Une interdiction de signes religieux au-delà des recommandations de la Commission de consultation sur les pratiques d’accommodement reliées aux différences culturelles va à l’encontre d’un principe raisonnable de neutralité, car elle porte un jugement a priori sur les symboles religieux en rejetant la multiplicité des interprétations. C’est également postuler que le seul fait de porter un signe religieux entrave un traitement impartial et favorise l’adhésion à une croyance religieuse. Aucune étude sérieuse n’en a démontré un quelconque incident de cette nature dans la fonction publique surtout dans une société sécularisée comme celle du Québec. L’étude de Bertrand Lavoie, La fonctionnaire et le hijab, démontre que les craintes à cet égard sont largement infondées.

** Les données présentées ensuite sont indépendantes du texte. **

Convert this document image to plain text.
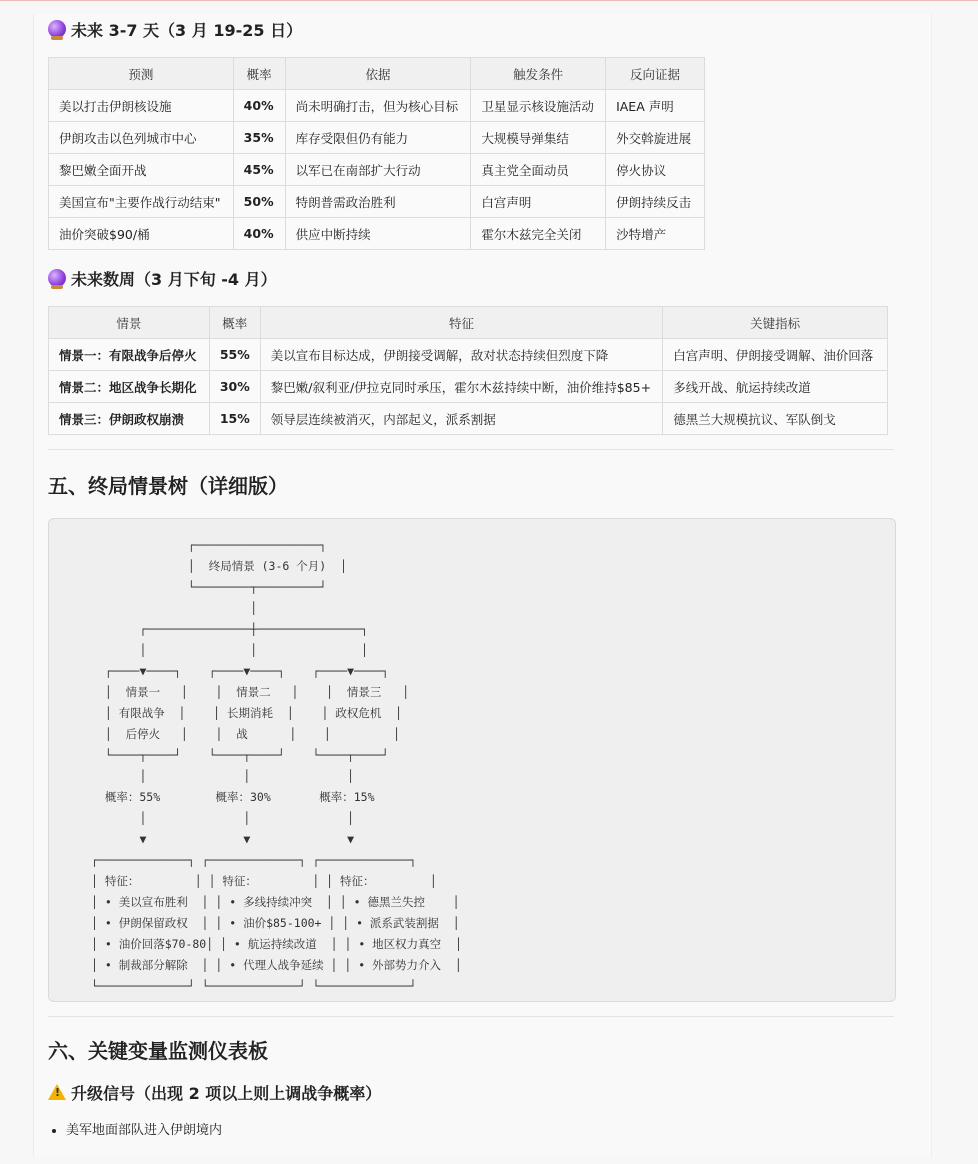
未来 3-7 天（3 月 19-25 日）
预测	概率	依据	触发条件	反向证据
美以打击伊朗核设施	40%	尚未明确打击，但为核心目标	卫星显示核设施活动	IAEA 声明
伊朗攻击以色列城市中心	35%	库存受限但仍有能力	大规模导弹集结	外交斡旋进展
黎巴嫩全面开战	45%	以军已在南部扩大行动	真主党全面动员	停火协议
美国宣布"主要作战行动结束"	50%	特朗普需政治胜利	白宫声明	伊朗持续反击
油价突破$90/桶	40%	供应中断持续	霍尔木兹完全关闭	沙特增产
未来数周（3 月下旬 -4 月）
情景	概率	特征	关键指标
情景一：有限战争后停火	55%	美以宣布目标达成，伊朗接受调解，敌对状态持续但烈度下降	白宫声明、伊朗接受调解、油价回落
情景二：地区战争长期化	30%	黎巴嫩/叙利亚/伊拉克同时承压，霍尔木兹持续中断，油价维持$85+	多线开战、航运持续改道
情景三：伊朗政权崩溃	15%	领导层连续被消灭，内部起义，派系割据	德黑兰大规模抗议、军队倒戈
五、终局情景树（详细版）
┌──────────────────┐
│  终局情景 (3-6 个月)  │
└────────┬─────────┘
│
┌───────────────┼───────────────┐
│               │               │
┌────▼────┐    ┌────▼────┐    ┌────▼────┐
│  情景一   │    │  情景二   │    │  情景三   │
│ 有限战争  │    │ 长期消耗  │    │ 政权危机  │
│  后停火   │    │  战      │    │         │
└────┬────┘    └────┬────┘    └────┬────┘
│              │              │
概率：55%        概率：30%       概率：15%
│              │              │
▼              ▼              ▼
┌─────────────┐ ┌─────────────┐ ┌─────────────┐
│ 特征：        │ │ 特征：        │ │ 特征：        │
│ • 美以宣布胜利  │ │ • 多线持续冲突  │ │ • 德黑兰失控    │
│ • 伊朗保留政权  │ │ • 油价$85-100+ │ │ • 派系武装割据  │
│ • 油价回落$70-80│ │ • 航运持续改道  │ │ • 地区权力真空  │
│ • 制裁部分解除  │ │ • 代理人战争延续 │ │ • 外部势力介入  │
└─────────────┘ └─────────────┘ └─────────────┘
六、关键变量监测仪表板
!
升级信号（出现 2 项以上则上调战争概率）
• 美军地面部队进入伊朗境内
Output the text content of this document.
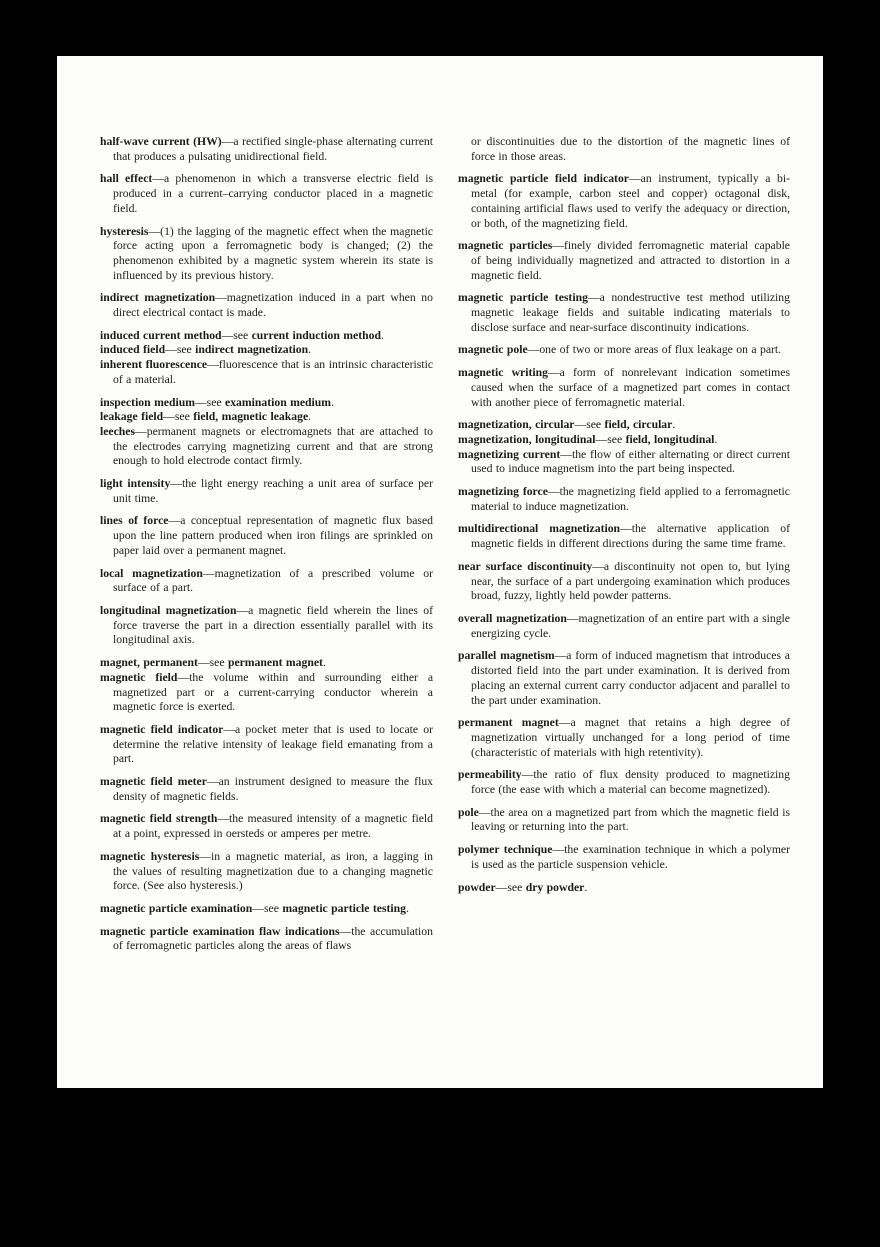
half-wave current (HW)—a rectified single-phase alternating current that produces a pulsating unidirectional field.

hall effect—a phenomenon in which a transverse electric field is produced in a current–carrying conductor placed in a magnetic field.

hysteresis—(1) the lagging of the magnetic effect when the magnetic force acting upon a ferromagnetic body is changed; (2) the phenomenon exhibited by a magnetic system wherein its state is influenced by its previous history.

indirect magnetization—magnetization induced in a part when no direct electrical contact is made.

induced current method—see current induction method.

induced field—see indirect magnetization.

inherent fluorescence—fluorescence that is an intrinsic characteristic of a material.

inspection medium—see examination medium.

leakage field—see field, magnetic leakage.

leeches—permanent magnets or electromagnets that are attached to the electrodes carrying magnetizing current and that are strong enough to hold electrode contact firmly.

light intensity—the light energy reaching a unit area of surface per unit time.

lines of force—a conceptual representation of magnetic flux based upon the line pattern produced when iron filings are sprinkled on paper laid over a permanent magnet.

local magnetization—magnetization of a prescribed volume or surface of a part.

longitudinal magnetization—a magnetic field wherein the lines of force traverse the part in a direction essentially parallel with its longitudinal axis.

magnet, permanent—see permanent magnet.

magnetic field—the volume within and surrounding either a magnetized part or a current-carrying conductor wherein a magnetic force is exerted.

magnetic field indicator—a pocket meter that is used to locate or determine the relative intensity of leakage field emanating from a part.

magnetic field meter—an instrument designed to measure the flux density of magnetic fields.

magnetic field strength—the measured intensity of a magnetic field at a point, expressed in oersteds or amperes per metre.

magnetic hysteresis—in a magnetic material, as iron, a lagging in the values of resulting magnetization due to a changing magnetic force. (See also hysteresis.)

magnetic particle examination—see magnetic particle testing.

magnetic particle examination flaw indications—the accumulation of ferromagnetic particles along the areas of flaws

or discontinuities due to the distortion of the magnetic lines of force in those areas.

magnetic particle field indicator—an instrument, typically a bi-metal (for example, carbon steel and copper) octagonal disk, containing artificial flaws used to verify the adequacy or direction, or both, of the magnetizing field.

magnetic particles—finely divided ferromagnetic material capable of being individually magnetized and attracted to distortion in a magnetic field.

magnetic particle testing—a nondestructive test method utilizing magnetic leakage fields and suitable indicating materials to disclose surface and near-surface discontinuity indications.

magnetic pole—one of two or more areas of flux leakage on a part.

magnetic writing—a form of nonrelevant indication sometimes caused when the surface of a magnetized part comes in contact with another piece of ferromagnetic material.

magnetization, circular—see field, circular.

magnetization, longitudinal—see field, longitudinal.

magnetizing current—the flow of either alternating or direct current used to induce magnetism into the part being inspected.

magnetizing force—the magnetizing field applied to a ferromagnetic material to induce magnetization.

multidirectional magnetization—the alternative application of magnetic fields in different directions during the same time frame.

near surface discontinuity—a discontinuity not open to, but lying near, the surface of a part undergoing examination which produces broad, fuzzy, lightly held powder patterns.

overall magnetization—magnetization of an entire part with a single energizing cycle.

parallel magnetism—a form of induced magnetism that introduces a distorted field into the part under examination. It is derived from placing an external current carry conductor adjacent and parallel to the part under examination.

permanent magnet—a magnet that retains a high degree of magnetization virtually unchanged for a long period of time (characteristic of materials with high retentivity).

permeability—the ratio of flux density produced to magnetizing force (the ease with which a material can become magnetized).

pole—the area on a magnetized part from which the magnetic field is leaving or returning into the part.

polymer technique—the examination technique in which a polymer is used as the particle suspension vehicle.

powder—see dry powder.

Or, le projet de loi 21, dans sa facture actuelle, risque d’alimenter grandement les préjugés, les stéréotypes et les clichés en mettant l’accent sur la dimension religieuse de certains groupes minorisés. Il conforte le doute que des personnes, de par leur confession ou religion, rejettent nécessairement des valeurs comme l’égalité entre les genres, l’équité voire la séparation de l’État et des religions. Or, ce rejet, s’il y a rejet, de ces valeurs n’est pas l’apanage d’un groupe précis, mais peut traverser l’ensemble de la société y compris chez les francophones. De tels lieux communs, à l’égard des personnes minorisées, ajoutent des obstacles aux défis, déjà considérables, de l’intégration.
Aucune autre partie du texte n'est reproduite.